The second column in Tables 2.x, where x=1,2 contains the estimates of letter probabilities, in the decreasing order of their values. The third and fourth columns give the corresponding estimates for the signal to noise ratio and relative error, respectively. Columns five and six contain the upper and lower confidence limits, p₂ and p₁ respectively, calculated for each letter i, according to relation (6). (The confidence limits can also be calculated by means of the experimental relative error value, as shown in Section 3, relation (5); columns five and six give us the possibility to compare these results when the more accurate relation (6) is used).

The last column contains (for enabling a comparison) the estimate values of letter probability calculated directly on the whole X printed text as the ratio between the number of occurrences and the length of the text (N total observations). In this way the experimental data are correlated.

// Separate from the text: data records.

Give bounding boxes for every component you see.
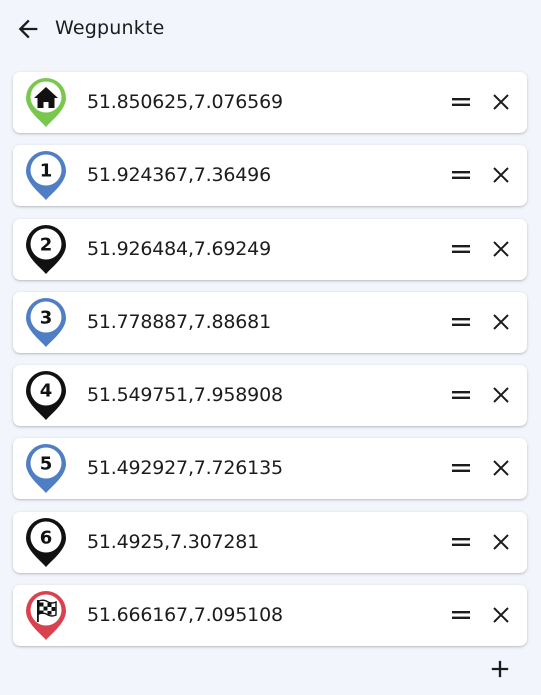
drag-handle-icon[interactable] [449,603,473,627]
close-icon[interactable] [489,163,513,187]
drag-handle-icon[interactable] [449,456,473,480]
svg-text:3: 3 [40,307,53,328]
drag-handle-icon[interactable] [449,310,473,334]
close-icon[interactable] [489,383,513,407]
waypoint-coordinates: 51.850625,7.076569 [87,91,283,113]
waypoint-item[interactable]: 51.666167,7.095108 [13,585,527,647]
waypoint-coordinates: 51.549751,7.958908 [87,384,283,407]
waypoint-coordinates: 51.492927,7.726135 [87,457,283,480]
arrow-left-icon [18,19,38,39]
waypoint-coordinates: 51.778887,7.88681 [87,310,271,333]
add-waypoint-button[interactable] [486,655,514,683]
waypoint-item[interactable]: 1 51.924367,7.36496 [13,145,527,207]
drag-handle-icon[interactable] [449,163,473,187]
waypoint-marker-5-icon: 5 [24,443,68,495]
svg-text:6: 6 [40,527,53,548]
close-icon[interactable] [489,456,513,480]
waypoint-marker-6-icon: 6 [24,517,68,569]
home-marker-icon [24,77,68,129]
drag-handle-icon[interactable] [449,237,473,261]
waypoint-marker-3-icon: 3 [24,297,68,349]
waypoint-item[interactable]: 3 51.778887,7.88681 [13,291,527,353]
finish-flag-marker-icon [24,590,68,642]
close-icon[interactable] [489,530,513,554]
close-icon[interactable] [489,237,513,261]
waypoint-marker-4-icon: 4 [24,370,68,422]
svg-text:5: 5 [40,454,53,475]
back-button[interactable] [14,15,42,43]
drag-handle-icon[interactable] [449,383,473,407]
waypoint-marker-2-icon: 2 [24,224,68,276]
waypoint-item[interactable]: 4 51.549751,7.958908 [13,365,527,427]
svg-text:4: 4 [40,381,53,402]
svg-text:2: 2 [40,234,53,255]
waypoint-item[interactable]: 6 51.4925,7.307281 [13,511,527,573]
waypoint-item[interactable]: 5 51.492927,7.726135 [13,438,527,500]
close-icon[interactable] [489,603,513,627]
waypoint-marker-1-icon: 1 [24,150,68,202]
page-title: Wegpunkte [55,17,165,39]
close-icon[interactable] [489,90,513,114]
waypoint-coordinates: 51.4925,7.307281 [87,530,260,553]
waypoint-coordinates: 51.924367,7.36496 [87,164,271,187]
waypoint-coordinates: 51.926484,7.69249 [87,237,271,260]
app-bar: Wegpunkte [0,0,541,58]
drag-handle-icon[interactable] [449,90,473,114]
waypoint-list: 51.850625,7.076569 1 51.924367,7.36496 2 51.… [13,72,527,658]
close-icon[interactable] [489,310,513,334]
waypoint-item[interactable]: 51.850625,7.076569 [13,72,527,133]
plus-icon [491,660,509,678]
waypoint-item[interactable]: 2 51.926484,7.69249 [13,218,527,280]
svg-text:1: 1 [40,161,53,182]
drag-handle-icon[interactable] [449,530,473,554]
waypoint-coordinates: 51.666167,7.095108 [87,604,283,627]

For example, in Table 2.1, letter I has a probability estimate of 0.1058, the experimental values for the signal to noise ratio and for the relative error being 86.6 and 0.0226, respectively. The 95% confidence interval calculated with relation (6) is (0.1034, 0.1082). The probability estimate, calculated on the whole X text, is 0.1056.

C) Digram probabilities, p(i,j)
Tables 3.x, where x=1,2, contain in columns five and six numerical results concerning digrams obtained by using the method we proposed (Section 2). Thus, the fifth column gives the (i,j) digram occurrence probability calculated by means of relation (2), where the p(i) letter probabilities are taken from Table 2.x and the p(j/i) conditional probabilities from the second column of Table 3.x .

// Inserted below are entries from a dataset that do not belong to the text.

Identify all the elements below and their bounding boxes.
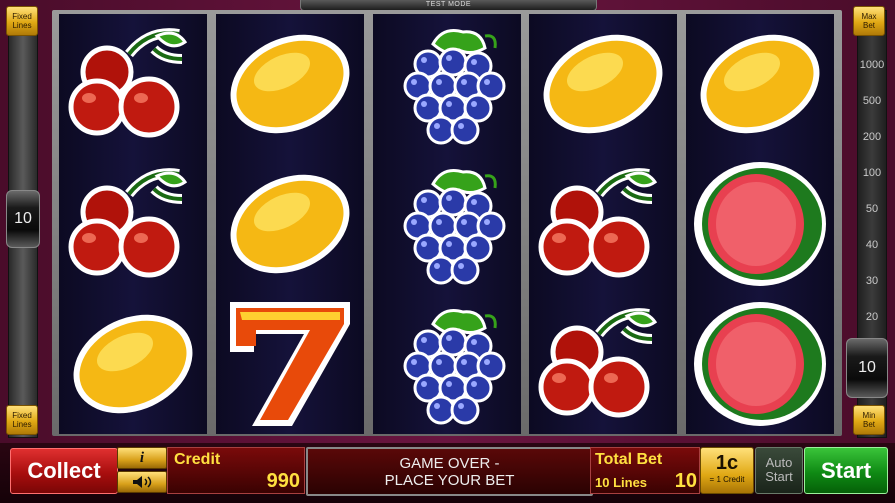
cherry-symbol [529,154,677,294]
info-icon: i [139,449,145,466]
total-bet-panel: Total Bet 10 Lines 10 [590,447,700,494]
denomination-value: 1c [715,452,739,474]
bet-scale-value[interactable]: 500 [858,95,886,107]
total-bet-label: Total Bet [595,451,663,468]
lemon-symbol [529,14,677,154]
bet-scale-value[interactable]: 40 [858,239,886,251]
lemon-symbol [686,14,834,154]
reel-3 [373,14,521,434]
bet-scale-value[interactable]: 100 [858,167,886,179]
collect-button[interactable]: Collect [10,448,118,494]
start-button[interactable]: Start [804,447,888,494]
bet-scale-value[interactable]: 200 [858,131,886,143]
max-bet-button[interactable]: Max Bet [853,6,885,36]
denomination-subtext: = 1 Credit [709,475,745,484]
cherry-symbol [529,294,677,434]
bet-scale-value[interactable]: 50 [858,203,886,215]
lines-count: 10 Lines [595,475,648,490]
message-line-2: PLACE YOUR BET [384,472,515,489]
sound-button[interactable] [117,471,167,493]
grapes-symbol [373,294,521,434]
auto-start-line-1: Auto [765,455,793,470]
watermelon-symbol [686,154,834,294]
credit-value: 990 [266,470,300,492]
watermelon-symbol [686,294,834,434]
reel-2 [216,14,364,434]
bet-scale-value[interactable]: 30 [858,275,886,287]
reel-5 [686,14,834,434]
speaker-icon [133,476,152,488]
current-bet-indicator[interactable]: 10 [846,338,888,398]
lemon-symbol [216,154,364,294]
cherry-symbol [59,14,207,154]
min-bet-button[interactable]: Min Bet [853,405,885,435]
lines-indicator-left: 10 [6,190,40,248]
fixed-lines-top-button[interactable]: Fixed Lines [6,6,38,36]
credit-label: Credit [174,451,221,468]
lemon-symbol [216,14,364,154]
denomination-button[interactable]: 1c = 1 Credit [700,447,754,494]
bet-scale-value[interactable]: 1000 [858,59,886,71]
reel-4 [529,14,677,434]
auto-start-line-2: Start [765,469,793,484]
grapes-symbol [373,14,521,154]
seven-symbol [216,294,364,434]
fixed-lines-bottom-button[interactable]: Fixed Lines [6,405,38,435]
bet-scale-value[interactable]: 20 [858,311,886,323]
credit-panel: Credit 990 [167,447,305,494]
message-line-1: GAME OVER - [399,455,500,472]
reel-1 [59,14,207,434]
slot-machine-screen: TEST MODE Fixed Lines 10 Fixed Lines 100… [0,0,895,503]
lemon-symbol [59,294,207,434]
auto-start-button[interactable]: Auto Start [755,447,803,494]
grapes-symbol [373,154,521,294]
game-message: GAME OVER - PLACE YOUR BET [306,447,593,496]
cherry-symbol [59,154,207,294]
total-bet-value: 10 [674,470,697,492]
info-button[interactable]: i [117,447,167,469]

The sixth column of Table 3.x gives a cumulated value for the relative error, (involved by relation (2)), taking into account the errors resulted both in p(i) and p(j/i) probability calculations.

For the digram probabilities estimates, besides the previously proposed and illustrated method, we also used for comparison two other more conventional procedures.

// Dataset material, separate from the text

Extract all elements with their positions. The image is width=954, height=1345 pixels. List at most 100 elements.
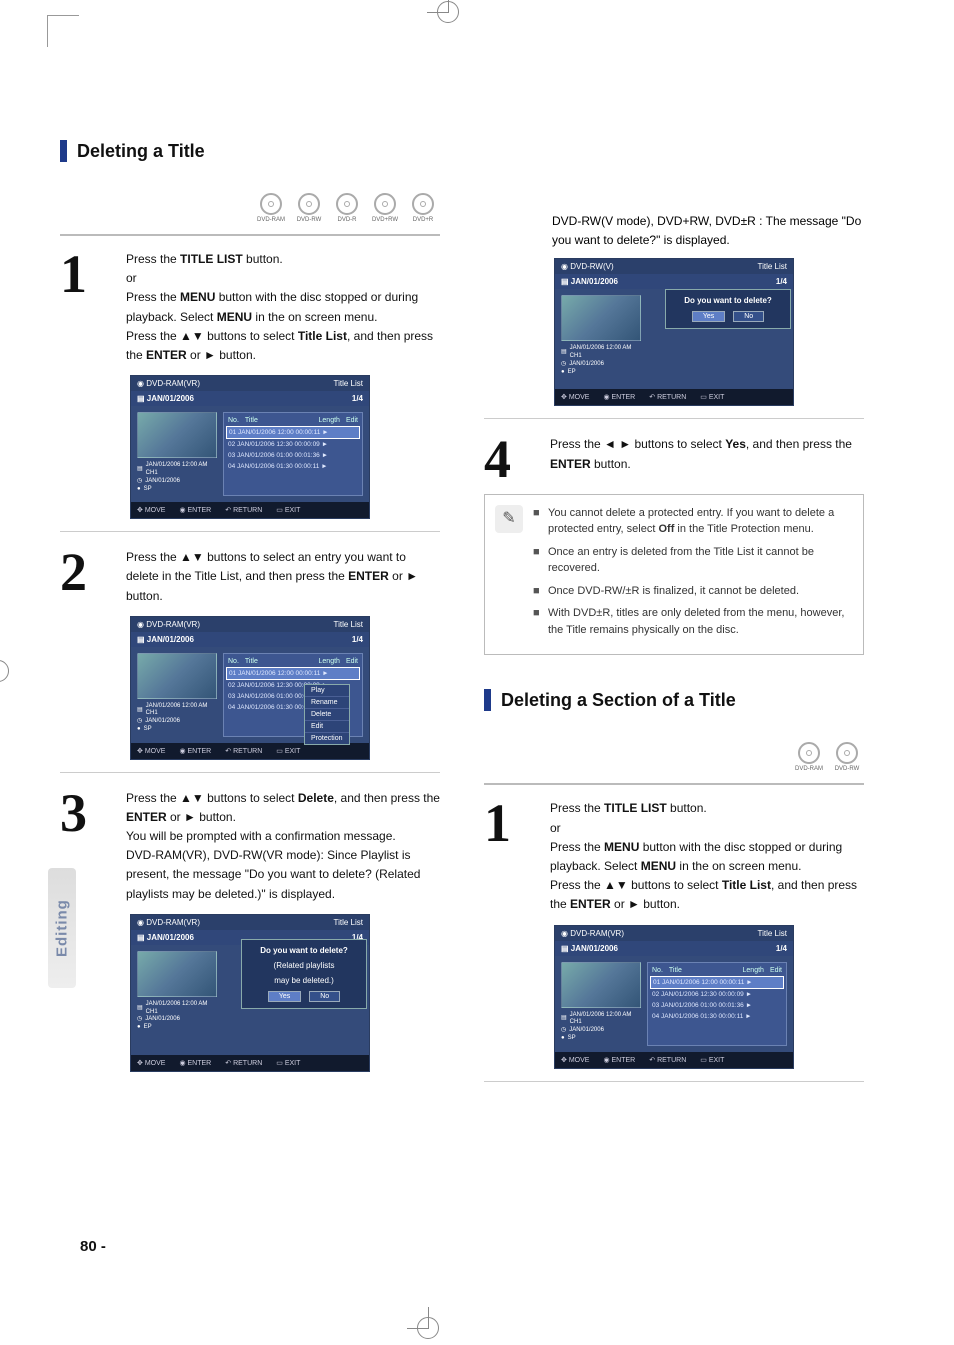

The first procedure consisted of digrams analysis directly on the whole X printed text by successively considering two by two adjacent letters, each time shifting a single letter. (N-1 digram corresponds to an N letters initial text.) The corresponding estimates of the p(i,j) probabilities (calculated as ratio between the occurrence number and the total digram number) are given in the seventh column of Table 3.x. In this case the sample data are correlated.

A second procedure was to periodically sample the Romanian text with a step of 200 letters and then to record each time the two adjacent letters. We can assume that the obtained data sample complies with the i.i.d. model so that relations (4)-(6) could be used. The corresponding digram probability estimates are given in the eighth column of Tables 3.1 and 3.2.

As for example, in Table 3.1, digram RE has a probability estimate of 0.0209 and a cumulated relative error of 0.0782 calculated on the basis of our method. If instead of it one uses the other two procedures, the probability estimates are 0.0208 and 0.0206, respectively.

Finally, in Tables 4.x, where x=1,2, we present a hierarchy of the digram occurrence for printed Romanian, obtained by sorting the data from the fifth column of Tables 3.x.

Observation: This is not an absolute hierarchy of the digram occurrences for the whole printed Romanian text, X. This hierarchy has as constraints the sorting data which satisfy condition (S/N) >20, both for p(i) and p(j/i) estimation.

A digram rank in this hierarchy can be obtained at the intersection of the corresponding row and column in Tables 4.x. For example, digram ES, with the rank 12 in the text without blank, can be found at the intersection between row_1 with column_2 in Table 4.1.